Even before the announcement of lockdown and government restrictions, we had been making small changes. Friends stood a bit further apart and shied away from even handshakes – forget hugs. I remember freaking out every time I touched my face, and I washed my hands compulsively. Once the lockdown happened, I confined myself to my living space and relied on delivery services for the first several weeks before daring to venture out. Once I did, I had mixed feelings. It was nice to be outside, see people, and get groceries, but it was also stressful thinking how I might pick up an invisible virus while riding the bus.
I would love to write today, one year later, that we made it – that we survived this nightmare and will soon go back to life as it used to be. Unfortunately, for those of us in Regina, a year later we are not even back to square one. We are worse off, with variants of concern and over a hundred cases every day for the past several days. Last week we went into a more serious lockdown, and I for one feel even more anxious and uncomfortable than I did this time last year.

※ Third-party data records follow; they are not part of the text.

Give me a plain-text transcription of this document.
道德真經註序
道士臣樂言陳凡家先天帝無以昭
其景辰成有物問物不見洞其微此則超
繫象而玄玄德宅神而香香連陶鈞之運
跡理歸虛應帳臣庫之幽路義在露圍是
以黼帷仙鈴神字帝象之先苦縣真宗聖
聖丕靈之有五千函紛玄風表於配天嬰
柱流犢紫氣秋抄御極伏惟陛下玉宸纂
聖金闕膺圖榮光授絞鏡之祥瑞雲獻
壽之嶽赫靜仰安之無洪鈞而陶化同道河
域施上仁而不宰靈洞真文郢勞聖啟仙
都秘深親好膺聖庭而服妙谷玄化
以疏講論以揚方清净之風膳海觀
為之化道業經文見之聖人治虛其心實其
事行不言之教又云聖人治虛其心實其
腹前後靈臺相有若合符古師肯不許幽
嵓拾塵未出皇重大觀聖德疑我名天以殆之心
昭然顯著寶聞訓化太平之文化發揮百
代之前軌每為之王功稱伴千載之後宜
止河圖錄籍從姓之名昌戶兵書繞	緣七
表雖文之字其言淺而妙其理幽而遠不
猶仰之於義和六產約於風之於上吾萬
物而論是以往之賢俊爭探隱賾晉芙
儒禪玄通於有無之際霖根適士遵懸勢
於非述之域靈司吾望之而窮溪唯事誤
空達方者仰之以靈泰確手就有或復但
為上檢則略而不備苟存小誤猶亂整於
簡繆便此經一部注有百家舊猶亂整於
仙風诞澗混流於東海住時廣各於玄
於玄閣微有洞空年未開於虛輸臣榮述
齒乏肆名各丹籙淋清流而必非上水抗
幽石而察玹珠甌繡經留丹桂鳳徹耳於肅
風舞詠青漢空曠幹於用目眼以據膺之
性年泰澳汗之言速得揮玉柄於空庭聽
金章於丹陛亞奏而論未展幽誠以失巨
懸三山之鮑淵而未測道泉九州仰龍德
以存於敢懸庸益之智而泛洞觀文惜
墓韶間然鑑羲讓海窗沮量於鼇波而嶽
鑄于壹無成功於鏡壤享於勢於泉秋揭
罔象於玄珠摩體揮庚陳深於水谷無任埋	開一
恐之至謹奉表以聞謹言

We have collectively suffered unspeakable loss of life, toll on our mental health, and many festivals and holidays spent alone in our apartments instead of with our communities. However, as the school year comes to an end and the beautiful prairie summer is ushered in, I think we may have more to be hopeful about than we realize. Vaccination phases are progressing in Saskatchewan and, starting March 29, a vaccine centre is supposed to start operating at the University of Regina main campus. While it does seem that we might go into mid-fall or even winter before everyone has received both shots of the vaccine, I think there is room for hope.
Rabbi Lord Jonathan Sacks, of blessed memory, used to teach about the curious story of Jacob in the book of Genesis. After a strange night encounter with a being that many believe was an angel, Jacob walked with a limp for the rest of his life. As day was breaking and the stranger wanted to leave, Jacob held on and persisted, not letting go until he received a blessing from the being. Rabbi Sacks draws a parallel between this strange incident and the history of the Jewish people, commenting that “In every adversity, we seek to obtain a blessing”. This past year, we realized how many things we used to take for granted. I hope that as this pandemic nears its end, as we all get vaccinated and are able to resume our lives, we remember that – we remember that, for a year, we were not able to sit down with a friend and enjoy a cup of tea. When our much-awaited spring is here, I hope we never take life as it used to be for granted. That can be our blessing from this adversity.